Türkiye, tüm dünyada olduğu gibi koronavirüs salgınıyla mücadele ediyor.

Sağlık Bakanı Fahrettin Koca, her akşam koronavirüs vaka sayısını ve can kayıplarını açıklıyor.

Hükümet, tedbir üzerine tedbir alıyor, yeni paketler açıklıyor.

Koronavirüsle mücadele sürerken, depremlerin çoğalması da insanları tedirgin ediyor.

- Elazığ sallandı.

- Van sınırı sallandı.

- Ege Denizi sallandı.

- Akdeniz sallandı.

- Karadeniz'de İstanbul'a da yakın olan yerde de deprem olurken, duyulan bir ses de insanları tedirgin etti.

- Son olarak Hatay'da bugün deprem oldu.

Bunlar büyükleri.

Bir de küçükleri var.

Bu depremler ülkemizde çoğu insanımız tarafından da hissedildi.

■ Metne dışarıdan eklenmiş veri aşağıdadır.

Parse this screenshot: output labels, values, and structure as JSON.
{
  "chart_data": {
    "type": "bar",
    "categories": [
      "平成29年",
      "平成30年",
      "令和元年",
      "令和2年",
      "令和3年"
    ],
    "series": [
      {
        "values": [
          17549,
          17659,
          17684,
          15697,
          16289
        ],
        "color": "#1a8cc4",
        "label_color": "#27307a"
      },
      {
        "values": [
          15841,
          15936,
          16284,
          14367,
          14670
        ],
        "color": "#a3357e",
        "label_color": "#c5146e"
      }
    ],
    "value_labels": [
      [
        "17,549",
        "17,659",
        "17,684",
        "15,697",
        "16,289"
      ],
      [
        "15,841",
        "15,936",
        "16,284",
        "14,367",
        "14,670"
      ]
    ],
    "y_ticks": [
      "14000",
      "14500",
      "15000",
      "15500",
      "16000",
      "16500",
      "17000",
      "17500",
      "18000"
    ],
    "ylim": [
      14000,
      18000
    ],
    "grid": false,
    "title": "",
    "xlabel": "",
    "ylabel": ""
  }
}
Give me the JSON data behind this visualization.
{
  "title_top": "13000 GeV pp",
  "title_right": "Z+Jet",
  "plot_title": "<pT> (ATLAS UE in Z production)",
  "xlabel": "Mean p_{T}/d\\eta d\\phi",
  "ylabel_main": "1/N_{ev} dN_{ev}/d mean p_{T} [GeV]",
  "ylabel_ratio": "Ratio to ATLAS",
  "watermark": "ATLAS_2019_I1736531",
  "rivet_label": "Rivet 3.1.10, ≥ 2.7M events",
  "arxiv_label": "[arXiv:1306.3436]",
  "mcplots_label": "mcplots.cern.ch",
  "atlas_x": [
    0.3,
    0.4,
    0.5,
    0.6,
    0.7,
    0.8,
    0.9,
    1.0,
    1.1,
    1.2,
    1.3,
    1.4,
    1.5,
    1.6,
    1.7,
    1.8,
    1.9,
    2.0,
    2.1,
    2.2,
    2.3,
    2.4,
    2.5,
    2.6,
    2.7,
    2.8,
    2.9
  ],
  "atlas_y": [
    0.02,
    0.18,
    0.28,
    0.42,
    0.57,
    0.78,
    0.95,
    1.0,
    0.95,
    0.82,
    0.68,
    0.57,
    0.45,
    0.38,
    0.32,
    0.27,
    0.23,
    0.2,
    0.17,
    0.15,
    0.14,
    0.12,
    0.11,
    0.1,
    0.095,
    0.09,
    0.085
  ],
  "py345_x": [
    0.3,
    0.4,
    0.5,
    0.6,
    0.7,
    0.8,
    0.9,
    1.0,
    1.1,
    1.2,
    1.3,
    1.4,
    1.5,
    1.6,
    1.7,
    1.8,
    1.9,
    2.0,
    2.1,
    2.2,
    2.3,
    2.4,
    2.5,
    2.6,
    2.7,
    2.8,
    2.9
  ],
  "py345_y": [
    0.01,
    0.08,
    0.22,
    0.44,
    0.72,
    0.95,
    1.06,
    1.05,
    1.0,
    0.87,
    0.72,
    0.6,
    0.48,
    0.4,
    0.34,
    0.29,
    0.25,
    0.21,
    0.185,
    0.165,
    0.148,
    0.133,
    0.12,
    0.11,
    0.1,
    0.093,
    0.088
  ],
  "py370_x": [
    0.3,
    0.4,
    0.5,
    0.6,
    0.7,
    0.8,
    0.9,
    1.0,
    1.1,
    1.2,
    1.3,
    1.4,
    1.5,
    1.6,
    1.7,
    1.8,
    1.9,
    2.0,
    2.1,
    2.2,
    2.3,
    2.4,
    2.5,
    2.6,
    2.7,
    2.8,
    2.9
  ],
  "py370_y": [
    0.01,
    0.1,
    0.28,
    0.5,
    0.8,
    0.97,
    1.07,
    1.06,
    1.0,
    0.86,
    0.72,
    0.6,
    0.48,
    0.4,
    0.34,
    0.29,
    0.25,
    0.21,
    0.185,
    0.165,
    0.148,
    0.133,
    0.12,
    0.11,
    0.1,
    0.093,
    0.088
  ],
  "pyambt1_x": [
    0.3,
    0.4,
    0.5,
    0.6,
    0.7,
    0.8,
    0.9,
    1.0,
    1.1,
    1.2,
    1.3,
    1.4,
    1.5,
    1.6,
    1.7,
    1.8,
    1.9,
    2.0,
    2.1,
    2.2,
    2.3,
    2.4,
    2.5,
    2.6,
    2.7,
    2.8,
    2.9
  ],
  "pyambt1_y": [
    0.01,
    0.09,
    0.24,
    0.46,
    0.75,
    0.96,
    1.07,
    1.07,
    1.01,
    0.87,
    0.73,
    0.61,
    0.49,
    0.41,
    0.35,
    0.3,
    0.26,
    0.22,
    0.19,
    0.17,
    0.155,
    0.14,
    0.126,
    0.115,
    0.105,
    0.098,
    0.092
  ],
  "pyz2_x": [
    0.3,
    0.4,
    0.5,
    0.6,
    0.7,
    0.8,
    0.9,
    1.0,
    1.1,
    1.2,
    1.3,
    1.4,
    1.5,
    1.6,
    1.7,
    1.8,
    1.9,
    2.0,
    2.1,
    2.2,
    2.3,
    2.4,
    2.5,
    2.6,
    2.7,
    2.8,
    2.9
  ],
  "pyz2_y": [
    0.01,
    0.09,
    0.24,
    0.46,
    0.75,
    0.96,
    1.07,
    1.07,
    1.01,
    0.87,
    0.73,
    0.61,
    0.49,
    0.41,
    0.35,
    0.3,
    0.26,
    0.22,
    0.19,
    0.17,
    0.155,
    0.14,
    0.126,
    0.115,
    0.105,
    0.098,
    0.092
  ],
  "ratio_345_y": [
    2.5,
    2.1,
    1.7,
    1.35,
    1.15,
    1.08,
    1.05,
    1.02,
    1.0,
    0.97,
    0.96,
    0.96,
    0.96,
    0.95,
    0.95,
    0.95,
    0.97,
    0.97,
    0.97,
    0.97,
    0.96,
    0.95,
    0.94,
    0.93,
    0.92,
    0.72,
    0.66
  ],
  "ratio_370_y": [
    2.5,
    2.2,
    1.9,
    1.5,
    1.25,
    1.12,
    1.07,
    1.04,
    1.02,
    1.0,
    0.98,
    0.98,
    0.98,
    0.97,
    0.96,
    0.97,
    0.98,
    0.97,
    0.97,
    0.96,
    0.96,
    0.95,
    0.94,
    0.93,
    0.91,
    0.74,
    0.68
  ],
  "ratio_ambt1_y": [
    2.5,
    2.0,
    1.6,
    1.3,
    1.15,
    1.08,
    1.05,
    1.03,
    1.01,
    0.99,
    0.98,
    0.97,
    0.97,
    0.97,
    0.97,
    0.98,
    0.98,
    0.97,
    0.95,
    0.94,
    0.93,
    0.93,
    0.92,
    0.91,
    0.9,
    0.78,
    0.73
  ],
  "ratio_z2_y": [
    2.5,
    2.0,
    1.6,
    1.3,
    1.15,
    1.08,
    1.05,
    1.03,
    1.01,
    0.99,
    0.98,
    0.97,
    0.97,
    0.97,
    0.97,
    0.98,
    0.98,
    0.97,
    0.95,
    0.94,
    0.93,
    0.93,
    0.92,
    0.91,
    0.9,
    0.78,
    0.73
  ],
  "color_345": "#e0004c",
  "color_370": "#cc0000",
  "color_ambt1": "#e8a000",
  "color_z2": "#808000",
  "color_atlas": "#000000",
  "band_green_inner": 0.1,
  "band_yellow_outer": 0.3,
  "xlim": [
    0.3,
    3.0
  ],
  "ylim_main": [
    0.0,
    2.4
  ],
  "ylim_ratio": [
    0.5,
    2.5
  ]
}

Koronavirüsle birlikte depremlerin art arda gelmesi insanlarda "Neler oluyor?" sorusunun da sorulmasına yol açarken endişe yarattı.

Hele de Karadeniz depreminde duyulan ses. 

Deprem uzmanı Prof.Dr. Naci Görür bu sesi şöyle açıkladı:

"Ülkemizin tüm Karadeniz Bölgesi, hem batı hem de doğu Pontidler, Türkiyenin en az deprem aktivitesi olan bölgelerimizden biridir. Deprem öncesi ve sırasında duyulan uğultu ve sesler deprem odağından çıkan Sismik dalgaların (P, S, vb.) arzkabuğu içerisinden geçip atmosfere ulaşıncaya kadar geçtiği ortamlardaki etkileşimler nedeniyle çıkarttığı ses ve uğultulardır." 

Naci Görür, İstanbul'dan da hissedilen Karadeniz depremi için de şu ifadeleri kullandı:

" Kanal İstanbul açıklarında, Karadeniz’in içinde bugün 4.1 büyüklüğünde bir deprem oldu. Ülkemiz sınırları boyunca, Karadeniz kıtakenarı (deniz içinde) genellikle D-B uzanımlı bindirme faylarıyla sınırlanır. 

Muhtemelen bu faylar KAF’ın batı Pontidleri (Batı Karadeniz Bölgesi-kara) Karadenize itmesi sonucu gelişmişlerdir. Bu genel bilgiden sonra şunu söyleyebilirim: bu deprem belki işte böyle bir bindirme fayının etkisiyle olmuştur."